The Harris Award was created through an endowment gift from the family of the late Hiter Harris Jr., a leading Virginia banker and a member of VFIC's board from 1973-98 and includes a stipend to support the recipient's scholarly research and professional development activities. The Harris family endowed the award to highlight the special features of VFIC colleges and universities by recognizing faculty members "whose professional history reflects a strong, clear and abiding commitment to excellence in classroom teaching within the undergraduate liberal arts and sciences."
In announcing the 2011 Harris Award recipient, Robert Woltz, chairman of VFIC, noted that "the selection committee focused on four criteria in the review process - the nominee's impact on and involvement with undergraduate students; scholarly approach to teaching and learning; contributions to undergraduate education in the institution, community and profession; and, endorsements from colleagues and current or former students. We are pleased to recognize Dr. Werth for his 19-year commitment to the students at Hampden-Sydney College and around the country."

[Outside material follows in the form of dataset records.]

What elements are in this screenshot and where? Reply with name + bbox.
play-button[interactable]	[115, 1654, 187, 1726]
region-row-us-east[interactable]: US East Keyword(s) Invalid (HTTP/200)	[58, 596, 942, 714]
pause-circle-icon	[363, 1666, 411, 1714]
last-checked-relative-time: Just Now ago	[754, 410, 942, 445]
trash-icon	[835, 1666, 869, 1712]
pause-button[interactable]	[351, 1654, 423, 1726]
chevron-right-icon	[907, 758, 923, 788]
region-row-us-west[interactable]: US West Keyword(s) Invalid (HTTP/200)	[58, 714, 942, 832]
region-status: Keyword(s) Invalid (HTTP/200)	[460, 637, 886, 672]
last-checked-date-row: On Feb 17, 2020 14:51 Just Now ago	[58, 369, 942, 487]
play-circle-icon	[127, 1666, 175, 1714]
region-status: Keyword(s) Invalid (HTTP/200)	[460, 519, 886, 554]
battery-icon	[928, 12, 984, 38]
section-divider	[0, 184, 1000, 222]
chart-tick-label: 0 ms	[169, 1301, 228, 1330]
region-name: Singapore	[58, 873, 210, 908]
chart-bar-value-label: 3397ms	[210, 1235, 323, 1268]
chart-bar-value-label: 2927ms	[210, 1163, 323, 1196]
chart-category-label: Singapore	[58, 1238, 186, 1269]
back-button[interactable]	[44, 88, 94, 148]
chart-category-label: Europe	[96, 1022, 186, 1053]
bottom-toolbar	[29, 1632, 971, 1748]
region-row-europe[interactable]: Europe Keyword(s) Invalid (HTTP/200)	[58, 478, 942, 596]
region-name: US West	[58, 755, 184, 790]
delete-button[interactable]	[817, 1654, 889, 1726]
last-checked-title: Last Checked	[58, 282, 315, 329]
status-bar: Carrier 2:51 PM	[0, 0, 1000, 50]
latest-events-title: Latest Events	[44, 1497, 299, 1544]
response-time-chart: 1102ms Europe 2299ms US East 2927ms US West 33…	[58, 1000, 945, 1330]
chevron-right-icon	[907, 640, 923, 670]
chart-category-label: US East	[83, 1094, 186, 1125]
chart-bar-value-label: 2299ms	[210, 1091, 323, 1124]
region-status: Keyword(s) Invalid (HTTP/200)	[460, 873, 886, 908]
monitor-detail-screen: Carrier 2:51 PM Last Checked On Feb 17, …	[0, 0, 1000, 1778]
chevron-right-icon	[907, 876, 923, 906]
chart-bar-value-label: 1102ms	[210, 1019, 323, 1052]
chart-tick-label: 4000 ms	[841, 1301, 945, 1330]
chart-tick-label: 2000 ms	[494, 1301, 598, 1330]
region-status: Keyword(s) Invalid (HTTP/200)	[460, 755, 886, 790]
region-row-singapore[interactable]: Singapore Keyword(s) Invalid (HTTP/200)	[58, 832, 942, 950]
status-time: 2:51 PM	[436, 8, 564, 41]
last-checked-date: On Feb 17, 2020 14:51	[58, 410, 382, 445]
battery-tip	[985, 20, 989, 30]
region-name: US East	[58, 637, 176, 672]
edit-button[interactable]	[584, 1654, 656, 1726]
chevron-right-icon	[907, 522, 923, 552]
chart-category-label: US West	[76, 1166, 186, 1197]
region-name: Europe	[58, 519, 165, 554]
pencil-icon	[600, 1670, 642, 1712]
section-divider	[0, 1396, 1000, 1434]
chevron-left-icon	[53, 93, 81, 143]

A graduate of Duke University with a Ph.D. from Harvard, "Dr. Werth is an accomplished scholar who publishes extensively within his scientific discipline; he publishes articles at a rate that is laudable for a scholar at a small liberal arts college with an especially heavy teaching load," notes Robert Herdegen, dean of the faculty at Hampden-Sydney College. "He is an extraordinary teacher, who teaches by example. Students see that he puts into practice the lessons that he gives them, demonstrating that one can gain full appreciation of the world in which we live only with a knowledge and understanding of sciences, the humanities, and the social sciences. Students learn these lessons in his classroom, but they also learn by emulating the example he sets for them."